May under the gun on Brexit deal
Brit PM’s ‘Plan B’ attacked my lawmakers
LONDON — Prime Minister Theresa May is determined to get a tweaked version of her rejected European Union divorce deal through Parliament. British lawmakers have other ideas — lots of other ideas.
May’s Conservative government is headed for a showdown with Parliament next week, when lawmakers get to vote on the prime minister’s latest proposal, and can try to amend it to send her in another direction.
After the divorce agreement struck between the U.K. government and the bloc was resoundingly rejected last week, May held talks with government and opposition politicians and came up with a “Plan B” — one that looked remarkably similar to her Plan A.
May told the House of Commons on Monday that she was aiming to win lawmakers’ backing for her deal after securing changes from the EU to a contentious Irish border measure.

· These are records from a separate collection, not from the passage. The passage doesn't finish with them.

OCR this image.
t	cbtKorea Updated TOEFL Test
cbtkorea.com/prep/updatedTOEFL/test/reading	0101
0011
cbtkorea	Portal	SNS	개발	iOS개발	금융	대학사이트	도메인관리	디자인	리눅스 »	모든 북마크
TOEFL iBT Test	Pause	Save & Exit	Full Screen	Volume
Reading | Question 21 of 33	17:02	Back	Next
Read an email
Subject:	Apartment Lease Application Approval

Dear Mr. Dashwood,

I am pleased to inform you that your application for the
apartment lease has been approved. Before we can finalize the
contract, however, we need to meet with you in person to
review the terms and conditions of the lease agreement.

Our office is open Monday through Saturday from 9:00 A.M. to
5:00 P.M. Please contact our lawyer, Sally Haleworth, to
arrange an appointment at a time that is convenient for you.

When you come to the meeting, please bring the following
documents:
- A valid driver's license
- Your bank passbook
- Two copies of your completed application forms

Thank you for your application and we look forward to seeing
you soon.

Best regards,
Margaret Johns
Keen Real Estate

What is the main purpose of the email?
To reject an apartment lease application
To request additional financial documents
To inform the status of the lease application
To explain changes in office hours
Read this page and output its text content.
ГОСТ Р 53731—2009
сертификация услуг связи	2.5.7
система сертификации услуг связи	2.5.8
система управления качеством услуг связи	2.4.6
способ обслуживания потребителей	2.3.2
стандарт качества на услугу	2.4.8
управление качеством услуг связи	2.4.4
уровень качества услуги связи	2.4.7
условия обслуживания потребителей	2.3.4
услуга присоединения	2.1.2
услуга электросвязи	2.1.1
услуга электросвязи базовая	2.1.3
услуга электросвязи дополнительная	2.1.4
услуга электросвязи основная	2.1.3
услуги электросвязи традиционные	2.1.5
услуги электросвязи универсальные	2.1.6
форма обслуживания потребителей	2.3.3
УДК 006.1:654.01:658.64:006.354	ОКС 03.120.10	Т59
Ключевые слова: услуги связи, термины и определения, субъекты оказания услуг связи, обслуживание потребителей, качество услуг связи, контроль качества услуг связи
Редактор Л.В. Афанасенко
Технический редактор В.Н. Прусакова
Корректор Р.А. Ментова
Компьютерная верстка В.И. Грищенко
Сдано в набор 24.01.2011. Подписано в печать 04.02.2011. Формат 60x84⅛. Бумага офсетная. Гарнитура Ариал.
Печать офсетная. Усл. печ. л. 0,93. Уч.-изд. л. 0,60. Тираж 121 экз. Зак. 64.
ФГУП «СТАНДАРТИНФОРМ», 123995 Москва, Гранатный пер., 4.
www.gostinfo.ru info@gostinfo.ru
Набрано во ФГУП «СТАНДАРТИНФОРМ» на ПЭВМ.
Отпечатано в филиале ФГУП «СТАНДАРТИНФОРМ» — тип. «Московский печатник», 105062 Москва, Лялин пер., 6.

The bloc insists that it won’t renegotiate the withdrawal agreement. And opposition lawmakers say the scale of May’s defeat last week — 432 votes to 202 — shows she must radically alter her deal if it is to have any hope of approval.
But Parliament is deeply divided about what changes to make. Pro-Brexit lawmakers want to remove the Irish “backstop,” an insurance policy that would constrain British trade policy in order to ensure there are no customs checks between the U.K.’s Northern Ireland and EU member Ireland. Pro-EU legislators want May to lift her insistence that Brexit means quitting the EU’s single market and customs union.
Amid the impasse, one thing is in short supply: time.
Britain is due to leave the EU on March 29, with or without a divorce deal.